Text analysis of republican presidential debates

Here we analyze the republican presidential debate transcripts, focusing on three candidates in particular: Trump, Cruz and Rubio.

First let’s answer the following question:

How often does Trump get mentionned by name by the other two candidates during a debate, versus how often do the other two candidates mention each other’s name ?

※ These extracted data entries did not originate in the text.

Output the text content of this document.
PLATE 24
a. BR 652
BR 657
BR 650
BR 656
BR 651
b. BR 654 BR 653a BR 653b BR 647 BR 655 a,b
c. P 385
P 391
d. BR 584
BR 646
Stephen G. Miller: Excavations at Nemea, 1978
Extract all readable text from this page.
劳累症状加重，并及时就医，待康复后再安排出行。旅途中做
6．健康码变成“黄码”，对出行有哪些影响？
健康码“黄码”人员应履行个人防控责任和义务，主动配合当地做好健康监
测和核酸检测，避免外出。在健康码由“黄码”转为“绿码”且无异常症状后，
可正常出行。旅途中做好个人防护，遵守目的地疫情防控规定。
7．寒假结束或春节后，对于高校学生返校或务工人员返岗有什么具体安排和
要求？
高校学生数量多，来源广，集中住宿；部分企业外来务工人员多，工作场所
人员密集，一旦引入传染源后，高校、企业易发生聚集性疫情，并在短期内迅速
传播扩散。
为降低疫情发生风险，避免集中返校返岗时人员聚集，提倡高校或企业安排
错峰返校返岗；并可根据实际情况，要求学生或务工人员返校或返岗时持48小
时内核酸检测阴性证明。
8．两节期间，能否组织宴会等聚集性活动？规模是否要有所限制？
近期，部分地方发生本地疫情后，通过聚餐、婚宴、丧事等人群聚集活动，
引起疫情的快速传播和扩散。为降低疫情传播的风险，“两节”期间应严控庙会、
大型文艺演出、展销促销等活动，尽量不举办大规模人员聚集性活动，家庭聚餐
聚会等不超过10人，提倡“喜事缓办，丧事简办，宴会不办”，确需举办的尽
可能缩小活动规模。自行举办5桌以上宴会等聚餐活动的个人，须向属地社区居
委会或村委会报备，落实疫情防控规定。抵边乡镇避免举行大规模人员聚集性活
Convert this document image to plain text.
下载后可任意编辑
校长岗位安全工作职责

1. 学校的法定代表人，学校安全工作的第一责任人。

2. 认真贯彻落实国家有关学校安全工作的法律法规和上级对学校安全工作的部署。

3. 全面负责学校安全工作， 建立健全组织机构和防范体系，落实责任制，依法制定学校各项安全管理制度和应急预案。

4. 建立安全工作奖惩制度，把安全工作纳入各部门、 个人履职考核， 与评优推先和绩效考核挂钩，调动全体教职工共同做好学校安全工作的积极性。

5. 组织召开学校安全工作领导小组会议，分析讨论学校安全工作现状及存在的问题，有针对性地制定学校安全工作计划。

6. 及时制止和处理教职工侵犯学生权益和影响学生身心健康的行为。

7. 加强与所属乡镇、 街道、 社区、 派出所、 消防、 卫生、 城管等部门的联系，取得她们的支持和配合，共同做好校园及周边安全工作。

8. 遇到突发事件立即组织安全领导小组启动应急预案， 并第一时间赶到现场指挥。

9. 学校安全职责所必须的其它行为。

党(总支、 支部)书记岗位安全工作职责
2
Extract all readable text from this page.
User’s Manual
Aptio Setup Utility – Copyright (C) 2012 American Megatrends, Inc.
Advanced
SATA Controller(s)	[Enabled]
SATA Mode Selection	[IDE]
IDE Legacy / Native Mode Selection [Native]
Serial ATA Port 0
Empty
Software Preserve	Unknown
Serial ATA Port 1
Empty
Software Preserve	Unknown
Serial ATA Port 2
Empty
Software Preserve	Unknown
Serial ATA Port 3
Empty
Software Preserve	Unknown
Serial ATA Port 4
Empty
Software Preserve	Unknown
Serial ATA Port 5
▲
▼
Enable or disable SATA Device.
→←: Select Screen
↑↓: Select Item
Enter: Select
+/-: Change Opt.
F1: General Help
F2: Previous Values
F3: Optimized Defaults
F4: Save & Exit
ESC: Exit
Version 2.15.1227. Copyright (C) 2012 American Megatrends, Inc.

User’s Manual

The transcripts were downloaded from: http://www.presidency.ucsb.edu/debates.php, from August 6th, 2015 to March 21st, 2016.

Here’s the code:


library(tm)
library(SnowballC)
library(wordcloud)
library(RColorBrewer)

ref_matrix = function (date){

  #read character data
  text = scan(paste0('debate_', date, '.txt'), what='x', quote=NULL)

  speakers =
    c(  CRUZ    = '',
        TRUMP   = '',
        RUBIO   = ''
    )

  #assign text to the right speaker
  for(word in text){
    #if word ends with :
    if(substr(word,nchar(word),nchar(word))==':'){
      #if word corresponds to one of the speakers of interest
      if(word %in% paste0(names(speakers), ':')){
        #set current speaker
        currentSpeaker = substr(word,1,nchar(word)-1)
      }
      else{
        #if the current speaker is not one of the speakers of interest, set it to NA
        currentSpeaker = NA
      }
    }
    else if(!is.na(currentSpeaker)){
      #if the current speaker is of interest, save what he is saying
      speakers[currentSpeaker] = paste(speakers[currentSpeaker], word)
    }
  }

  #preprocess text
  prez = Corpus(VectorSource(speakers))
  prez = tm_map(prez, tolower)
  prez = tm_map(prez, removeWords, stopwords('english'))
  #remove additional unwanted words
  prez = Corpus(VectorSource(speakers))
  prez = tm_map(prez, tolower)
  prez = tm_map(prez, removeWords, stopwords('english'))
  #remove additional unwanted words
  prez = tm_map(prez, removeWords, c('will', 'going', 'applause', 'get', 'say', 'want', 'let', 'can', 'well', 'know',
                                    'got', 'one', 'two', 'also', 'ever', 'even', 'need', 'every', 'let', 'many'))
  prez = tm_map(prez, removePunctuation, preserve_intra_word_dashes = FALSE)
  prez = tm_map(prez, stemDocument)
  prez = tm_map(prez, stripWhitespace)
  prez = tm_map(prez, removeNumbers)
  prez = tm_map(prez, PlainTextDocument) 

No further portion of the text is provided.